Andre Gingerich Stoner is director of Holistic Witness for Mennonite Church USA.
The Vatican is hosting a first of its kind conference April 11-13, to reassess the just war theory, which has long been the dominant framework in the Catholic church for evaluating if and when violence can be used. The conference is co-hosted by the Pontifical Council for Justice and Peace and Pax Christi International.
I urge us to pray for our brothers and sisters who are gathering and working on follow-up – that the Spirit might move among them and through them for the sake of the gospel and the world.
Marie Dennis, co-president of Pax Christi International and one of the conveners, is a friend to many Mennonites. I worked closely with her in recent years in the Christian Peace Circle.
Gerald Schlabach will also be among the 80 participants at this conference. Gerald is a co-founder of Bridgefolk, the Mennonite-Catholic grassroots network and a professor at St. Thomas University. Before that he taught at Bluffton University. His wife Joetta, is a pastor at Faith Mennonite Church in St. Paul, Minnesota.
This remarkable gathering builds on years of conversation within the Catholic Church as well as years of active engagement for justice and peace. Numerous Catholic peacemakers gathered in Rome during Vatican II. They successfully appealed to bishops to include conscientious objection as a faithful form of Christian witness.
Since then various Catholic bodies and bishops conferences have been applying just war theory rigorously to critique modern warfare, especially nuclear weapons. In 2001 Pope John Paul II sent President Bush a private communication expressing his concern that a pre-emptive war against Iraq did not meet the requirements of a just war.

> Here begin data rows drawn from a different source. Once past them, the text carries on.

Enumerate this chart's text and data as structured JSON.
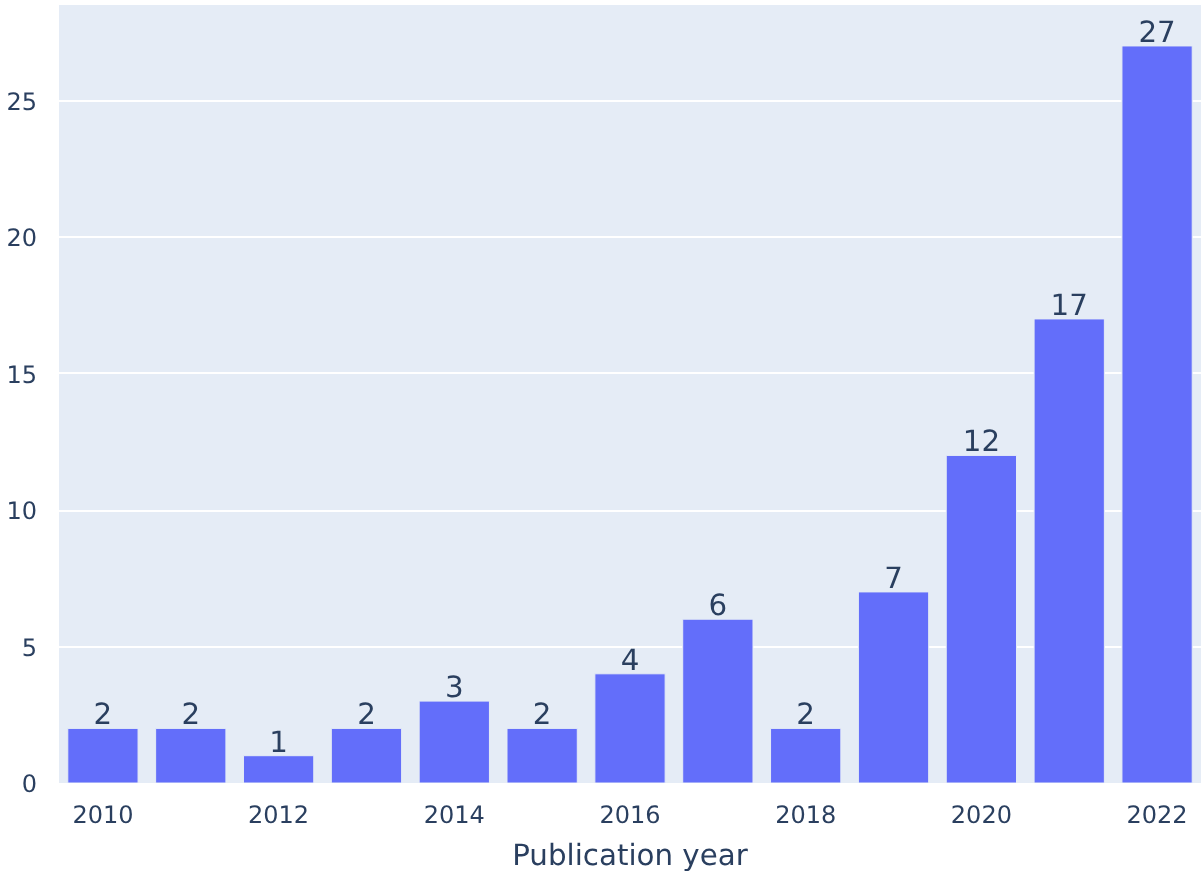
{
  "chart_data": {
    "type": "bar",
    "xlabel": "Publication year",
    "x": [
      2010,
      2011,
      2012,
      2013,
      2014,
      2015,
      2016,
      2017,
      2018,
      2019,
      2020,
      2021,
      2022
    ],
    "values": [
      2,
      2,
      1,
      2,
      3,
      2,
      4,
      6,
      2,
      7,
      12,
      17,
      27
    ],
    "color": "#636efa",
    "xlim": [
      2009.5,
      2022.5
    ],
    "xticks": [
      2010,
      2012,
      2014,
      2016,
      2018,
      2020,
      2022
    ],
    "ylim": [
      0,
      28.5
    ],
    "yticks": [
      0,
      5,
      10,
      15,
      20,
      25
    ],
    "grid": "y",
    "data_labels": true
  }
}
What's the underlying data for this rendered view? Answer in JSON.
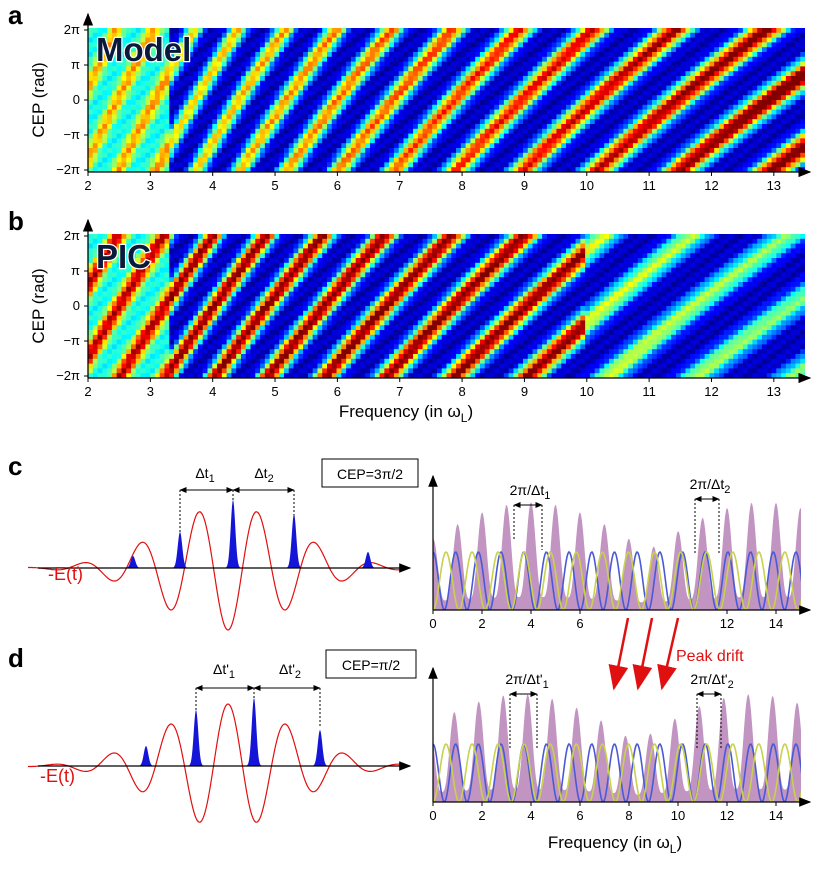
{
  "heatmaps": [
    {
      "letter": "a",
      "label": "Model",
      "ylabel": "CEP (rad)",
      "yticks": [
        "2π",
        "π",
        "0",
        "−π",
        "−2π"
      ],
      "xticks": [
        "2",
        "3",
        "4",
        "5",
        "6",
        "7",
        "8",
        "9",
        "10",
        "11",
        "12",
        "13"
      ]
    },
    {
      "letter": "b",
      "label": "PIC",
      "ylabel": "CEP (rad)",
      "yticks": [
        "2π",
        "π",
        "0",
        "−π",
        "−2π"
      ],
      "xticks": [
        "2",
        "3",
        "4",
        "5",
        "6",
        "7",
        "8",
        "9",
        "10",
        "11",
        "12",
        "13"
      ],
      "xlabel": "Frequency (in ω",
      "xlabel_sub": "L",
      "xlabel_end": ")"
    }
  ],
  "pulses": [
    {
      "letter": "c",
      "field_label": "-E(t)",
      "cep_box": "CEP=3π/2",
      "dt1": "Δt",
      "dt1_sub": "1",
      "dt2": "Δt",
      "dt2_sub": "2",
      "sp1": "2π/Δt",
      "sp1_sub": "1",
      "sp2": "2π/Δt",
      "sp2_sub": "2",
      "spectrum_xticks": [
        "0",
        "2",
        "4",
        "6",
        "12",
        "14"
      ]
    },
    {
      "letter": "d",
      "field_label": "-E(t)",
      "cep_box": "CEP=π/2",
      "dt1": "Δt'",
      "dt1_sub": "1",
      "dt2": "Δt'",
      "dt2_sub": "2",
      "sp1": "2π/Δt'",
      "sp1_sub": "1",
      "sp2": "2π/Δt'",
      "sp2_sub": "2",
      "spectrum_xticks": [
        "0",
        "2",
        "4",
        "6",
        "8",
        "10",
        "12",
        "14"
      ],
      "xlabel": "Frequency (in ω",
      "xlabel_sub": "L",
      "xlabel_end": ")"
    }
  ],
  "peak_drift": "Peak drift",
  "chart_data": [
    {
      "type": "heatmap",
      "title": "Model",
      "xlabel": "Frequency (in ωL)",
      "ylabel": "CEP (rad)",
      "xlim": [
        2,
        13.5
      ],
      "ylim": [
        "-2π",
        "2π"
      ],
      "colormap": "jet"
    },
    {
      "type": "heatmap",
      "title": "PIC",
      "xlabel": "Frequency (in ωL)",
      "ylabel": "CEP (rad)",
      "xlim": [
        2,
        13.5
      ],
      "ylim": [
        "-2π",
        "2π"
      ],
      "colormap": "jet"
    },
    {
      "type": "line",
      "title": "CEP=3π/2",
      "xlabel": "",
      "xlim": [
        0,
        15
      ],
      "series": [],
      "colors": [
        "#a05aa0",
        "#4a5ad6",
        "#c8d24a"
      ]
    },
    {
      "type": "line",
      "title": "CEP=π/2",
      "xlabel": "Frequency (in ωL)",
      "xlim": [
        0,
        15
      ],
      "series": [],
      "colors": [
        "#a05aa0",
        "#4a5ad6",
        "#c8d24a"
      ]
    }
  ],
  "colors": {
    "field": "#e01010",
    "burst": "#1515d8",
    "spectrum_fill": "#a05aa0",
    "mode1": "#4a5ad6",
    "mode2": "#c8d24a",
    "arrow": "#e01010"
  }
}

In 1979, while visiting Ireland, Pope John Paul II said:
“Peace cannot be established by violence . . . It is Jesus himself who said ‘All who take the sword will perish by the sword’ (Matthew 26:52). This is the word of God, and it commands this generation of violent men to desist from hatred and violence and to repent.”
The nonviolent civil rights movement in the U.S. as well as nonviolent liberation struggles in Latin America, the Philippines, South Africa, Eastern Europe and elsewhere also enlarged the church’s experience and imagination of nonviolent social change movements. In 1993 U.S. bishops put the just war theory and commitment to nonviolence on something of an equal footing in their statement The Harvest of Justice is Sown in Peace.
A five year Vatican-Mennonite World Conference dialogue from 1998-2003 was titled “Called together to be peacemakers.” A follow-up joint statement in 2007 included the remarkable statement that “We affirm Jesus’ teaching and example on non–violence as normative for Christians.”
The Catholic Church is a large and important institution. Change in the Catholic Church happens slowly and deliberately. We should not expect that church teaching and practice will suddenly shift on matters of war and peace. We have, however, seen that there already has been a significant process of change in the past 60 years. This gathering is another step in the process.
In an e-mail before the conference, Gerald Schlabach wrote:
“My hope is that the event will prove to be like seeing a robin in February – a sign of hope to be sure, but the planet will need to slowly tilt before it is summer.”
“There is no ‘just war,’ the some 80 participants of the conference state in an appeal they released Thursday morning.”